Monday, March 26, 2018

AWS Fargate POC

This week I had the opportunity to work on a POC using AWS Fargate to provide the desired scalability to our most critical service: the one which calculates taxes and fiscal information of a commercial operation.

AWS has had the ability to run containers for quite a while and we've tested ECS before with the same goal but we found it a bit cumbersome as we had to create auto-scaling groups, launch configurations and manage the scale out of EC2 instances. This felt wrong somehow, as we had 2 different places to control the size of the cluster: 1) part of it was in the ECS service and 2) part of it was in the EC2 auto-scaling groups.

AWS Fargate solves this by putting all scalability configuration in the ECS service. Now you can manage the services without even thinking about the EC2 instances which back their execution.

Setup a Fargate cluster is a piece of cake using the wizard provided by AWS. There's a lot of information about that in the internet so I won't get into the details of creating a Fargate cluster. Instead, I will focus on the benefits and drawbacks we found of using Fargate to provide the infrastructure to our service.

Our tax calculation service has a very heavy initialization cost because it has to load millions of tax rules and build several indexing structures before start calculating. The whole process can take up to one minute. For this reason we couldn't have a task instantiated for each calculation request. So we chose to have each container running a Tomcat for an indefinite amount of time servicing our tax calculation service.

Our cluster:

  • Tasks with 5GB of memory and 2 vCPU each. Each task was a Tomcat running our service that could serve requests for as long as the task was alive.
  • Auto scaling was based on requests per target: ALBRequestCountPerTarget at 100
  • Auto scaling limits: 1-10 tasks

The load was provided by 3 t2.xlarge EC2 instances using 16 threads each to fire requests to our cluster. The requests were taken from a database of approximately 15000 different tax scenarios read in a round robin fashion.

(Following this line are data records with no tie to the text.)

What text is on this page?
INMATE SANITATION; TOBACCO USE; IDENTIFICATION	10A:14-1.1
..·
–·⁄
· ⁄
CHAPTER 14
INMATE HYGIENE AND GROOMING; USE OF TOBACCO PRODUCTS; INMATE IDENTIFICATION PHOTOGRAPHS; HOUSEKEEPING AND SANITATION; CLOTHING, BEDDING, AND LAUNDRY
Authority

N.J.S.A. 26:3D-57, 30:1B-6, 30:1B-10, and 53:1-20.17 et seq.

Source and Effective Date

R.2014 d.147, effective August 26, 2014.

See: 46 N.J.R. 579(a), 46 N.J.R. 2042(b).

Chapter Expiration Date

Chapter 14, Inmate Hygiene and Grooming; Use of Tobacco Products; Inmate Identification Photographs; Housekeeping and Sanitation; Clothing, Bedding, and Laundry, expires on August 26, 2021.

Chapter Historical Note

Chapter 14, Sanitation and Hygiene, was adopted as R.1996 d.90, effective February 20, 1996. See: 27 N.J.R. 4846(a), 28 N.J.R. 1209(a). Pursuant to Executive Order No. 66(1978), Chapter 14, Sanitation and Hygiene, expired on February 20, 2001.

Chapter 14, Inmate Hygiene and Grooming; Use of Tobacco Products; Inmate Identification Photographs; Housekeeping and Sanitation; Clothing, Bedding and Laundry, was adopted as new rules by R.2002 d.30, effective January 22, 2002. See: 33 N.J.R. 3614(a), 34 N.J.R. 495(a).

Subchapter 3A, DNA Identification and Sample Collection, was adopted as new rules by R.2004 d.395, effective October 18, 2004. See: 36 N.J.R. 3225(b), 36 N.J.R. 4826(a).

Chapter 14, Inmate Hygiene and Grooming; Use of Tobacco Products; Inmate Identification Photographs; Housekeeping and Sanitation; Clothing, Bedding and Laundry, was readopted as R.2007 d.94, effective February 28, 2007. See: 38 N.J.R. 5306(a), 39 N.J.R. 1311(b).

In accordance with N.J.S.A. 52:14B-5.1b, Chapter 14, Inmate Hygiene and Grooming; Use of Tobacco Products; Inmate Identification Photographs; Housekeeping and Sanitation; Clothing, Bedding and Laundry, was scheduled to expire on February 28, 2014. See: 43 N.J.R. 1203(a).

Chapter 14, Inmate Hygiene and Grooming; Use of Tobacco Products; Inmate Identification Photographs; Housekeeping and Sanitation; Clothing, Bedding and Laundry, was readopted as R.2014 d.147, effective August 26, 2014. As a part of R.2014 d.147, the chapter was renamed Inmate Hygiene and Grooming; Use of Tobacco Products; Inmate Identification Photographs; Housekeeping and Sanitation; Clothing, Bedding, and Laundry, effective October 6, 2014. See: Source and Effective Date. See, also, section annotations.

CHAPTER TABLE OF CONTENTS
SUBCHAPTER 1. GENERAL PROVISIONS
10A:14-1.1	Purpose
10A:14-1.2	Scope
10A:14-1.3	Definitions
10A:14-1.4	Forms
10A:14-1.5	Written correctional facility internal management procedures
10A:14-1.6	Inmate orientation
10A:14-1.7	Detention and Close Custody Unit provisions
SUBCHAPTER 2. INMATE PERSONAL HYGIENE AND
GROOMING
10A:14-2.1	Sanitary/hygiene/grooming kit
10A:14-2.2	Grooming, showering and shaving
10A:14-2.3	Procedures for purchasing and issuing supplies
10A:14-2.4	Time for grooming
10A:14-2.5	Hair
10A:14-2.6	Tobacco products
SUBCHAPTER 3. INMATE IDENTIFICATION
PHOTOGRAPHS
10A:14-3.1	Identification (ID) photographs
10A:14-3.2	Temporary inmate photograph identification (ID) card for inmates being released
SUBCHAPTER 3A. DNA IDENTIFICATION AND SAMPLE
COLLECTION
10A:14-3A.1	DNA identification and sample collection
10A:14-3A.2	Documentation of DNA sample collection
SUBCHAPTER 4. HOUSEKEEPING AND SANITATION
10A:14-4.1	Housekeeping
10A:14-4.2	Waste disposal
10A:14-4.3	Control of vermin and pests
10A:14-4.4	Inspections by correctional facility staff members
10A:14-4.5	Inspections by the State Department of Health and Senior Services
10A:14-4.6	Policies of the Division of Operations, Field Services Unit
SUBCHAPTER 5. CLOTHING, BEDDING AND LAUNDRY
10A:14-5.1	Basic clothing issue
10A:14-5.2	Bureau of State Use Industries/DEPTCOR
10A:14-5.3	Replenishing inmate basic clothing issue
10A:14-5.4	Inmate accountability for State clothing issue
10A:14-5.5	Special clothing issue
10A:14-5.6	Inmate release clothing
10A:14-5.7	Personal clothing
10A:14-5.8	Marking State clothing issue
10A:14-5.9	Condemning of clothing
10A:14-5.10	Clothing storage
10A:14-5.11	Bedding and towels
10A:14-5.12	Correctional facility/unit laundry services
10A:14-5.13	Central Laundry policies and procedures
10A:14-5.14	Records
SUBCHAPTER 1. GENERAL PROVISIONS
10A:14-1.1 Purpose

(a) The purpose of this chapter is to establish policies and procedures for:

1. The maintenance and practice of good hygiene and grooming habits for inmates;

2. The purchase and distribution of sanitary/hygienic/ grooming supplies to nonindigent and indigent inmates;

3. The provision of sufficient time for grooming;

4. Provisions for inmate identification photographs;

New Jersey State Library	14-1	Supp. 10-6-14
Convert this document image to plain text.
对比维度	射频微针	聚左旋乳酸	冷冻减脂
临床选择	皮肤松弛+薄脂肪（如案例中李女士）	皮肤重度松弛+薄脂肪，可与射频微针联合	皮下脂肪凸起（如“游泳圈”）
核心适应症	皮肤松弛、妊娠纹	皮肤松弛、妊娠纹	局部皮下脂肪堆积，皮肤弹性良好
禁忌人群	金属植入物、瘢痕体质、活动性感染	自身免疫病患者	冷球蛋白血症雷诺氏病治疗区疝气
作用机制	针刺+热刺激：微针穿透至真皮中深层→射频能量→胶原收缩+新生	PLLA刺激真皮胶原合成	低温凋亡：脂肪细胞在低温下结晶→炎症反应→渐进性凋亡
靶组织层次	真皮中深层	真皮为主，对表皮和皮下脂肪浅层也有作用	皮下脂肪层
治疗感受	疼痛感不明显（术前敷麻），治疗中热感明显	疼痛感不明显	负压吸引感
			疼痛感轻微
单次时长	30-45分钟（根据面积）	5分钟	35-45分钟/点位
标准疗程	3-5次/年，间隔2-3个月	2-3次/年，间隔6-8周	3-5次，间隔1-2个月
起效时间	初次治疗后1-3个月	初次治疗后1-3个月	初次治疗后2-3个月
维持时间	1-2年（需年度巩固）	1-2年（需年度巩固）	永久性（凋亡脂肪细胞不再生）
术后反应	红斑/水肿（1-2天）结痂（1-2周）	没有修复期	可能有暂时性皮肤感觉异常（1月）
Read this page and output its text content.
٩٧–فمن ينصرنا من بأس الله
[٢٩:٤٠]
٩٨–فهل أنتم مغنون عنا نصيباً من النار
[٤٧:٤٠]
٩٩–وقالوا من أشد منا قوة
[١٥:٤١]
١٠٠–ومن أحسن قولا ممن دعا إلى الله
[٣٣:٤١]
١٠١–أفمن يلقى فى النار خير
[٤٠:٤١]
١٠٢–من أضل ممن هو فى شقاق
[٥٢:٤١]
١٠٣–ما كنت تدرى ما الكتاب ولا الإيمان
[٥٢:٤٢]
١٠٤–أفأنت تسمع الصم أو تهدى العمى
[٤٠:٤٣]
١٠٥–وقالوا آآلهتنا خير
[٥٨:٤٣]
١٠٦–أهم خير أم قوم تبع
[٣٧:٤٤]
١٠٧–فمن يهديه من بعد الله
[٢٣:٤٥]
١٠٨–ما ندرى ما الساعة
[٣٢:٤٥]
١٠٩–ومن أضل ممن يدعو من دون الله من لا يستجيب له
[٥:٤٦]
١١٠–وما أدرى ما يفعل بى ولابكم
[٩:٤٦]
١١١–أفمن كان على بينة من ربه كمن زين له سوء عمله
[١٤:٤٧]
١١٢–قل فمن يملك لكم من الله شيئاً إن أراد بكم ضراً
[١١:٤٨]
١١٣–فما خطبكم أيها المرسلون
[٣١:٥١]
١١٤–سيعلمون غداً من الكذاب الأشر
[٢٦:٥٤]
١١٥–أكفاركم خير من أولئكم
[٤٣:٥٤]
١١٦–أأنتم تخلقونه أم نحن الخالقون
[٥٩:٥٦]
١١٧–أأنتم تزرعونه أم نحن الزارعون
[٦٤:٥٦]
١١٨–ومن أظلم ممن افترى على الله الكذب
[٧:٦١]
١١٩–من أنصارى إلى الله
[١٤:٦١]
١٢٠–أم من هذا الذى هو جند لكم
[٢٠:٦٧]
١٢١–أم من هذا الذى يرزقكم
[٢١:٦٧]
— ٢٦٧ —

The test consisted of 278040 scenarios sent to the cluster. Each test thread would send a request and wait for the complete response before sending another request. All tests were started with the cluster running only one task.

We ran 8 tests. The results were:

Worst case: 278040 tax scenarios in 2544 seconds => 109,3 scenarios/s
Best case: 278040 tax scenarios in 491 seconds => 566,3 scenarios/s
Average: 278040 tax scenarios in 945 seconds => 294,2 scenarios/s

Checking the scalability of the cluster:
  • 3 of these tests ran with only one task for the whole time because ECS could not provide new task instances due to lack of available capacity (service <service-name> was unable to place a task. Reason: Capacity is unavailable at this time).
  • 2 of these tests had more tasks instanced but it took a long time to provision the resources and the impact on the performance was reduced.
  • 3 of these tests had new tasks instanced very quickly (as desired) and that showed a great impact in the performance. 

Given the results we had, my opinion is that the use of ECS + Fargate to provide scalability to a heavy load service is feasible. Setting up a cluster and managing it is very simple and the results we had showed that the infrastructure can be very flexible, adapting to different loads quite quickly.

The fact that you could be left on your own when demand on your availability zone increases, however, is a bit worrying to me. In one occasion no new instance could be added to the cluster for about 2 hours even though the load was high. I'm not sure we could support degraded performance for such a long time in production.

For this reason my opinion is that a ECS Fargate cluster is not yet the best choice for a critical service where performance is so importante. I got a good impression from Fargate and I think managing a ECS cluster is now much more intuitive and easier than it was in our first ECS POC. But being left with a cluster that was not able to scale out under heavy load for about 2 hours really kills any possibility of using ECS + Fargate for production of our most critical services for now.